- Specialty: Orthopedics

= Protrusio acetabuli =

Protrusio acetabuli is an uncommon defect of the acetabulum, the socket that receives the femoral head to make the hip joint. The hip bone of the pelvic bone/girdle is composed of three bones, the ilium, the ischium and the pubis. In protrusio deformity, there is medial displacement of the femoral head in that the medial aspect of the femoral cortex is medial to the ilioischial line. The socket is too deep and may protrude into the pelvis.

==Signs and symptoms==
Protrusio acetabuli may be asymptomatic. Limitation of joint range of movement is the earliest sign, along with pain.

==Classification==
Protrusio acetabuli is divided into two types, primary and secondary.
- Primary protrusio acetabuli, congenital protrusion of the acetabuli into the pelvis, making a elongated space for the femoral head, disrupting the smooth joint, is characterized by pain, restricted mobility of the hipjoint, often symptomatic from the early teens. Unsual, more prevalent in women. It may be familial.
- Secondary protrusio acetabulis causes include femoral head, cup, septic arthritis, central fracture dislocation.

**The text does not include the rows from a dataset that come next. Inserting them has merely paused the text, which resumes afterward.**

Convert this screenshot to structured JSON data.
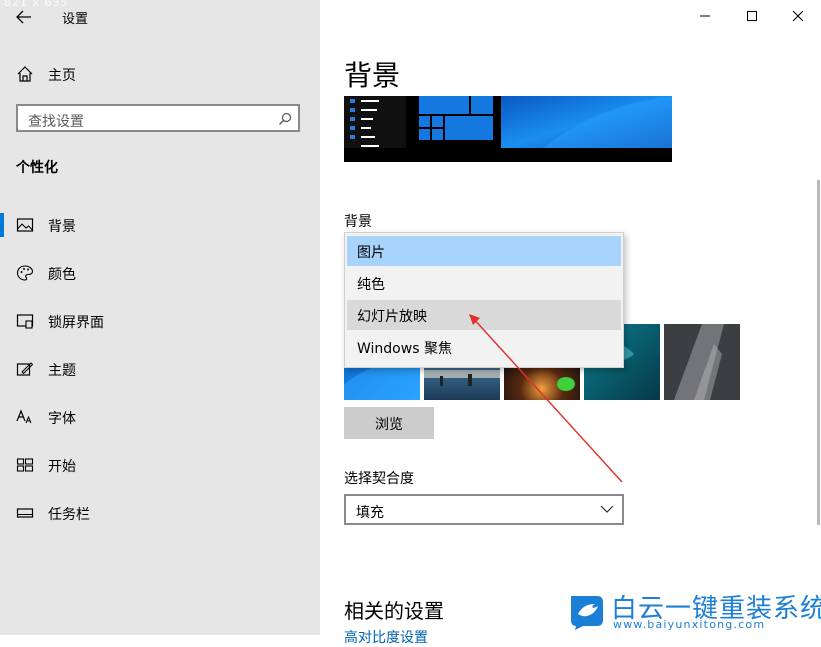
{
  "window": {
    "dimension_label": "821 x 635",
    "title": "设置",
    "controls": {
      "minimize": "minimize-icon",
      "maximize": "maximize-icon",
      "close": "close-icon"
    }
  },
  "sidebar": {
    "home_label": "主页",
    "search_placeholder": "查找设置",
    "section_title": "个性化",
    "items": [
      {
        "label": "背景",
        "icon": "picture-icon",
        "active": true
      },
      {
        "label": "颜色",
        "icon": "palette-icon",
        "active": false
      },
      {
        "label": "锁屏界面",
        "icon": "lock-screen-icon",
        "active": false
      },
      {
        "label": "主题",
        "icon": "theme-icon",
        "active": false
      },
      {
        "label": "字体",
        "icon": "font-icon",
        "active": false
      },
      {
        "label": "开始",
        "icon": "start-icon",
        "active": false
      },
      {
        "label": "任务栏",
        "icon": "taskbar-icon",
        "active": false
      }
    ]
  },
  "main": {
    "page_title": "背景",
    "background_label": "背景",
    "background_options": [
      {
        "label": "图片",
        "state": "selected"
      },
      {
        "label": "纯色",
        "state": "normal"
      },
      {
        "label": "幻灯片放映",
        "state": "hover"
      },
      {
        "label": "Windows 聚焦",
        "state": "normal"
      }
    ],
    "browse_label": "浏览",
    "fit_label": "选择契合度",
    "fit_value": "填充",
    "related_title": "相关的设置",
    "related_link": "高对比度设置"
  },
  "watermark": {
    "title": "白云一键重装系统",
    "url": "www.baiyunxitong.com"
  },
  "colors": {
    "accent": "#0078d7",
    "selected": "#a8d3fb",
    "annotation": "#e0302a"
  }
}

Protrusio acetabuli may also be thought of as unilateral or bilateral.
- Unilateral protrusio acetabuli may be caused by tuberculous arthritis, trauma, or fibrous dysplasia.
- Primary Bilateral protrusio acetabuli is genetic. Secondary protrusion, bilateral, may be caused by rheumatoid arthritis, Paget's disease, osteomalacia, Marfan syndrome, and ankylosing spondylitis.

==Prognosis==
The protrusio may progress until the femoral neck impinges against the pelvis.

==Treatment==
Arthroscopic surgery (or open joint surgery) is an effective treatment. Joint replacement surgery may be necessary in the case of severe pain or substantial joint restriction.